Now it will be difficult to predict what the new Middle East will experience after the changes taking place in Syria. A total collapse of central government in Damascus will lead to an exponential increase in the complexity of managing the region’s different conflicts. The risks should not be taken lightly by any sane decision maker. Additionally it is generally accepted that stability in Saudi Arabia and the rest of the GCC states is now dependent on the outcome of the conflict in Syria. Price of oil, negotiations with Iran, and Israel’s decision to bomb Iran are all linked to the outcome of the Syria crisis.
A lesson from the past for the leaders in Turkey and Syria
Next to Syria, Turkey is arguably the country that paid the highest price due to its foolish involvement in the crisis. Going to war cannot be in Turkey’s national interest just like it certainly would have serious implications on Syria’s integrity as a country. Superpowers often encourage local powers to go to war on their behalf. Some overly ambitious political leaders are easy to manipulate through promises by their super-power allies. Those promises usually do not materialize and highly costly confrontation is the more probable outcome.
Below there is a series of photographs from my family’s original history photo collection at www.mideastimage.com showing how the Ottoman empire entered World War I as Germany’s ally. Germany was interested in using the Ottomans’ leadership of the Islamic world to provide it with the necessary reserves of fighting man power supplied by various Islamic countries. The Ottomans felt the power of being valued by Germany (the super power) for their leadership of the Islamic world.
The short lived power trip led instead to the dismemberment of the Ottoman Empire that was already suffering from ethnic and sectarian tensions.
Today Turkey and Syria are candidates for a repeat of the 1914 mistake. A similar outcome awaits the two nations if they went to war or if they failed to realize that it is impossible to win. There are millions of Syrians on both sides of the conflict fighting for their survival and their aspirations. No one can or should defeat them.

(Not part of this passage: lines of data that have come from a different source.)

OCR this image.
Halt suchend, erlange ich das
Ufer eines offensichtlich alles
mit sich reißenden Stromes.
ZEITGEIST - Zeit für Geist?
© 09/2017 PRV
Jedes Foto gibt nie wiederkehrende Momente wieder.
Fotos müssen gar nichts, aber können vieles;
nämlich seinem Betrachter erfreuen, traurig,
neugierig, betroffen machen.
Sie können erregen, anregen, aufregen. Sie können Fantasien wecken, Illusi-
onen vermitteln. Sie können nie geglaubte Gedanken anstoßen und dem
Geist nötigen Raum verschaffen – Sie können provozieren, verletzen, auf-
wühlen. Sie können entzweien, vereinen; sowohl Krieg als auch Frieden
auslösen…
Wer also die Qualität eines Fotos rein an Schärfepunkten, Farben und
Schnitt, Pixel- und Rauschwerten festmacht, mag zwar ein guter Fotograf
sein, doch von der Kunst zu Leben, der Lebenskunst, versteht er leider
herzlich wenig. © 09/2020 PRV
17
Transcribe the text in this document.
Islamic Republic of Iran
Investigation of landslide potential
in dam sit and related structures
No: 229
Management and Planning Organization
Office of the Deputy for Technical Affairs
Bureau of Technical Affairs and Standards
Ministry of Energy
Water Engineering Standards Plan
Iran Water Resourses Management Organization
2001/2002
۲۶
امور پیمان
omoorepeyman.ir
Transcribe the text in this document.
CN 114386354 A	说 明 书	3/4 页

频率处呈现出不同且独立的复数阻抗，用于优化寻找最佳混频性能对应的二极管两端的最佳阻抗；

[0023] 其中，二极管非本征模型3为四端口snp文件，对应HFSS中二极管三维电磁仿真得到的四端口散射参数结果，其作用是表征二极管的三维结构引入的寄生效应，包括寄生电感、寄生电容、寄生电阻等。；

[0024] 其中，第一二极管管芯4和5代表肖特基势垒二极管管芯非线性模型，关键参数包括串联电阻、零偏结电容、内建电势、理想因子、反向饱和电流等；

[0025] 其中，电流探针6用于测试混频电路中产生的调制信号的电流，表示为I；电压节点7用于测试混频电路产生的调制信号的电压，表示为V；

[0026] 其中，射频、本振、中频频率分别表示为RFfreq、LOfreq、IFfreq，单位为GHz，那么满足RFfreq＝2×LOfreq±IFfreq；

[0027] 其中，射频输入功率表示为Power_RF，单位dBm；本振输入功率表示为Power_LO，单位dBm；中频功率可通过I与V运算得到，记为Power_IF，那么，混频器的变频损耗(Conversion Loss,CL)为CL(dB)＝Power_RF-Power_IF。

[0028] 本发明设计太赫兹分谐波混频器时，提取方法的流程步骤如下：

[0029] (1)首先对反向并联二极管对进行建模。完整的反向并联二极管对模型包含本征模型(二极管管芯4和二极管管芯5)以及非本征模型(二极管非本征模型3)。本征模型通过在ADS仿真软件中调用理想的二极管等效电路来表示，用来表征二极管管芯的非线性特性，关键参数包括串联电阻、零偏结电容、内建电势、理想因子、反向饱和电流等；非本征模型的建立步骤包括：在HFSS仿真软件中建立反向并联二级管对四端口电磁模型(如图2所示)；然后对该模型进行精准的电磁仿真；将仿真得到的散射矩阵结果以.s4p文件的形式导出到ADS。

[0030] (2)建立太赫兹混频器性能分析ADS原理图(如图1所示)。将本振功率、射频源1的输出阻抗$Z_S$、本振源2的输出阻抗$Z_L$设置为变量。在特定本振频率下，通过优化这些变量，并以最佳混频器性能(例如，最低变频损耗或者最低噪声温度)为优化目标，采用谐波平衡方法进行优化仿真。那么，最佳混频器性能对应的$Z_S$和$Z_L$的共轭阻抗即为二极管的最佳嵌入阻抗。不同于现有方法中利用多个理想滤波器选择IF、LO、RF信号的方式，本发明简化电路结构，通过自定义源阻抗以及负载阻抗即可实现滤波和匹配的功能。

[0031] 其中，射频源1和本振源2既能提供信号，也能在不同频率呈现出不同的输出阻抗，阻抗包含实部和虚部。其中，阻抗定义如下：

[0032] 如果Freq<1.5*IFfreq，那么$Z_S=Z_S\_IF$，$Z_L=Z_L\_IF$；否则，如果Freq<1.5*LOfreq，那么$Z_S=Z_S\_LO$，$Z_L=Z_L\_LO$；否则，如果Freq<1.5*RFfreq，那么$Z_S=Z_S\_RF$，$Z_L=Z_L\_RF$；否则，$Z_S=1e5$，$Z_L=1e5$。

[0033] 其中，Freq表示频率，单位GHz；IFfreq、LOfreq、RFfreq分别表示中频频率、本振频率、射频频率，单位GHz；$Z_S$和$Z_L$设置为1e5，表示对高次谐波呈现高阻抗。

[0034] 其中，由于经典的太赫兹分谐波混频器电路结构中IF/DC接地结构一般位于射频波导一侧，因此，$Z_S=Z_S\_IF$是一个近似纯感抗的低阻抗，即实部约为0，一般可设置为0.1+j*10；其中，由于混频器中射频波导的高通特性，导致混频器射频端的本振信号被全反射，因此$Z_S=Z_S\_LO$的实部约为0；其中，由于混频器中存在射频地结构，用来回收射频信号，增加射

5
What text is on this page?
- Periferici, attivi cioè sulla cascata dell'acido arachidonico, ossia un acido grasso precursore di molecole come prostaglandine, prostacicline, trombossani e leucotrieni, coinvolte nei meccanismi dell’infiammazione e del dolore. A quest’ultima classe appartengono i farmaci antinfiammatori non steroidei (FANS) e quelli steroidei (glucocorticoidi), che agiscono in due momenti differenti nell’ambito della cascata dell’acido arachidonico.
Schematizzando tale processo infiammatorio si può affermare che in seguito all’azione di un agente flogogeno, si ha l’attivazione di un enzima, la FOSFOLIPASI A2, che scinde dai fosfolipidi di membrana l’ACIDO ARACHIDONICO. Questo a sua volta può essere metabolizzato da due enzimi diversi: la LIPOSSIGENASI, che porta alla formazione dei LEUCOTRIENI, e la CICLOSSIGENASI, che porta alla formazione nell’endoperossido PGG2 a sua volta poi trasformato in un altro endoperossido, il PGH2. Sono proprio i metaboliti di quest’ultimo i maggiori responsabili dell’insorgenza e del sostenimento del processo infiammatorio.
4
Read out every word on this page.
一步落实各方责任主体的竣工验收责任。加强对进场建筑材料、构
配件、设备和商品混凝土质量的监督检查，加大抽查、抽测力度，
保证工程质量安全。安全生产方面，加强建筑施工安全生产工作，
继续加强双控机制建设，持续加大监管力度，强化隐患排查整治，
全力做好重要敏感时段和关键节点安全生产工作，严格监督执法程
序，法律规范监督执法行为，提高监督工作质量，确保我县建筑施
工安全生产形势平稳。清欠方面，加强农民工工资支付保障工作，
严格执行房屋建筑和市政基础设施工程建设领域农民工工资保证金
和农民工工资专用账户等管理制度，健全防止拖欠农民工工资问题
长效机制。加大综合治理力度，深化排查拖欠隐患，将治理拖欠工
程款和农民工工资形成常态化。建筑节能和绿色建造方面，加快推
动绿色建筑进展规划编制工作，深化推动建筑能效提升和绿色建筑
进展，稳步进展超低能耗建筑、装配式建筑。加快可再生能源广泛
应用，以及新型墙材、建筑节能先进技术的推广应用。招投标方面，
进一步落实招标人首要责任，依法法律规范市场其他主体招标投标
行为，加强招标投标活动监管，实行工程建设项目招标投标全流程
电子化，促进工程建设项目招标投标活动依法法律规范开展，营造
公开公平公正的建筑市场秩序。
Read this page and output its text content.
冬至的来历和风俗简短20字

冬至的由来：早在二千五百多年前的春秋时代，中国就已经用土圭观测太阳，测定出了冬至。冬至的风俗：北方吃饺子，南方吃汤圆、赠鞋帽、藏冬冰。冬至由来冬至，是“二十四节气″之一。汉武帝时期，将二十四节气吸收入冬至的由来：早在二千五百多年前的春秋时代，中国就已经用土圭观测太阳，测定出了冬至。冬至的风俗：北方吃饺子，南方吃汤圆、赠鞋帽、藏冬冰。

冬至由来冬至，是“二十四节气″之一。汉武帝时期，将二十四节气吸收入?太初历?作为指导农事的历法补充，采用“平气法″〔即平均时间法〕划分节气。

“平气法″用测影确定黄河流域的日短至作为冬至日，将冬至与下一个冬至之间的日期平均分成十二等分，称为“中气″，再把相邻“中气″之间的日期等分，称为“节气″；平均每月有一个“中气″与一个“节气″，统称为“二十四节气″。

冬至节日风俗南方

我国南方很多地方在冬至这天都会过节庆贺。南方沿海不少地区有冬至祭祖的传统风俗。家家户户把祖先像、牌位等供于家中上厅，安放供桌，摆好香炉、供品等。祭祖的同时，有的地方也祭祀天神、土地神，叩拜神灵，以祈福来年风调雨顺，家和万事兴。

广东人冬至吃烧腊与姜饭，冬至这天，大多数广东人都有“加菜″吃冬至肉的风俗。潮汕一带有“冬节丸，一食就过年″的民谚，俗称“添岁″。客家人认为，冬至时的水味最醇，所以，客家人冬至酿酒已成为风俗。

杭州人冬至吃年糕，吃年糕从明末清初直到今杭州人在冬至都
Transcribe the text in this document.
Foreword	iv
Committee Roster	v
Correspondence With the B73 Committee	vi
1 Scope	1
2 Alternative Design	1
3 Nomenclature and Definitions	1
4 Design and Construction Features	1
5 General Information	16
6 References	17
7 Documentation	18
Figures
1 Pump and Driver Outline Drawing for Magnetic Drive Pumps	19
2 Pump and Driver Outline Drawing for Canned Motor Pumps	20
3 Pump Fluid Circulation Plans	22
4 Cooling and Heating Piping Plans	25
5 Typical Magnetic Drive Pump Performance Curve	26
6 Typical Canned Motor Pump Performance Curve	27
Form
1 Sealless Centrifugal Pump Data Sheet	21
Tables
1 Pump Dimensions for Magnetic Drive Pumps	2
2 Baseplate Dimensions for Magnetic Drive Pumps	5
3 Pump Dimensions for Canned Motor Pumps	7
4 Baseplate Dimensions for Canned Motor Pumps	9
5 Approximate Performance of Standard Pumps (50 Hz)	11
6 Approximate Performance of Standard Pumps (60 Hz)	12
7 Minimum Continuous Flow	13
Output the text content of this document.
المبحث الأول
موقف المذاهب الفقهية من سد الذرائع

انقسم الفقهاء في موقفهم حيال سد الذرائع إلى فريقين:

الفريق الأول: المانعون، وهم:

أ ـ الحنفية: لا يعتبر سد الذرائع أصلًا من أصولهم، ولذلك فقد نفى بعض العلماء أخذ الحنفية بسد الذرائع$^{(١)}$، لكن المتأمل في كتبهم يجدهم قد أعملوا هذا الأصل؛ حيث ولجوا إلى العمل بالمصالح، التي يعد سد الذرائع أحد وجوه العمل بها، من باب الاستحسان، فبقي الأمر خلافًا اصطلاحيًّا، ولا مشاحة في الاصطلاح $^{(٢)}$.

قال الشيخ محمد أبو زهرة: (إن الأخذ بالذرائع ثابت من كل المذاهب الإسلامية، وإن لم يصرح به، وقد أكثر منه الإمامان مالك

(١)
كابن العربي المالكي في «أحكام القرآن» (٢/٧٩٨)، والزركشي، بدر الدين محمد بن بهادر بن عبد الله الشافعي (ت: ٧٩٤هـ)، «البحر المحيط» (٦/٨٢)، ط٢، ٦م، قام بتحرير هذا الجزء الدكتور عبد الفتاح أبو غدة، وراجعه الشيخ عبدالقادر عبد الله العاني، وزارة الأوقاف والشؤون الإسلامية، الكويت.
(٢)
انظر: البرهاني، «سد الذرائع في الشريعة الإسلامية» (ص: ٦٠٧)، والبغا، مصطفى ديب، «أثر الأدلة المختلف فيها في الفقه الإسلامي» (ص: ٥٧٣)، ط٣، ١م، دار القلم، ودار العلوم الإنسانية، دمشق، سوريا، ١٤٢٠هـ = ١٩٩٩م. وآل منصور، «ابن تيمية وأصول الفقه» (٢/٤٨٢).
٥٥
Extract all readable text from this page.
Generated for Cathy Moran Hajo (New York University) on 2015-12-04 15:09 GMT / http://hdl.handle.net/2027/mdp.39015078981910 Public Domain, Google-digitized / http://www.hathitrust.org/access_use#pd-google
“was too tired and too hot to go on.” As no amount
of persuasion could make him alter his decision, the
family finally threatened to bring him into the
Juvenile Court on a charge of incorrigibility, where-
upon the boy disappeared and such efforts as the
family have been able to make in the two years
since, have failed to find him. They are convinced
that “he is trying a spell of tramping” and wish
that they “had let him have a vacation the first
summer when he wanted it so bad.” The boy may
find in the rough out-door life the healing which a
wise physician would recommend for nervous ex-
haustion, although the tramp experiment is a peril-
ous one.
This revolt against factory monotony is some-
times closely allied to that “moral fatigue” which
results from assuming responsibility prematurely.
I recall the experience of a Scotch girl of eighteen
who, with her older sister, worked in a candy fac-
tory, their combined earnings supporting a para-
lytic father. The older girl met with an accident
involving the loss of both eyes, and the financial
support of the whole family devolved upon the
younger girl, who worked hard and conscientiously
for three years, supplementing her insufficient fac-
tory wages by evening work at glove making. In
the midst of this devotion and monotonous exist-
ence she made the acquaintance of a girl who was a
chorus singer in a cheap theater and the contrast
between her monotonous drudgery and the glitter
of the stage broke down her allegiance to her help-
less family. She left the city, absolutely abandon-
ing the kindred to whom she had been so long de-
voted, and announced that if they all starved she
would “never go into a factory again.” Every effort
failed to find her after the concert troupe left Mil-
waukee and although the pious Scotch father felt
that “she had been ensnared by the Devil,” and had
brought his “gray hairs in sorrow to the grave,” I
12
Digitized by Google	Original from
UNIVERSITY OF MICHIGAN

Turkey’s dangerous and illegal intervention in Syria must be stopped. The Syrian regime and Syrian opposition must do more to display a convincing commitment to a meaningful dialogue. The US should resolve, instead of complicate, the Syria crisis. It can.
“The only way human beings can win a war is to prevent it.” General George Marshall, former chief of staff of the Army, secretary of state and secretary of defense.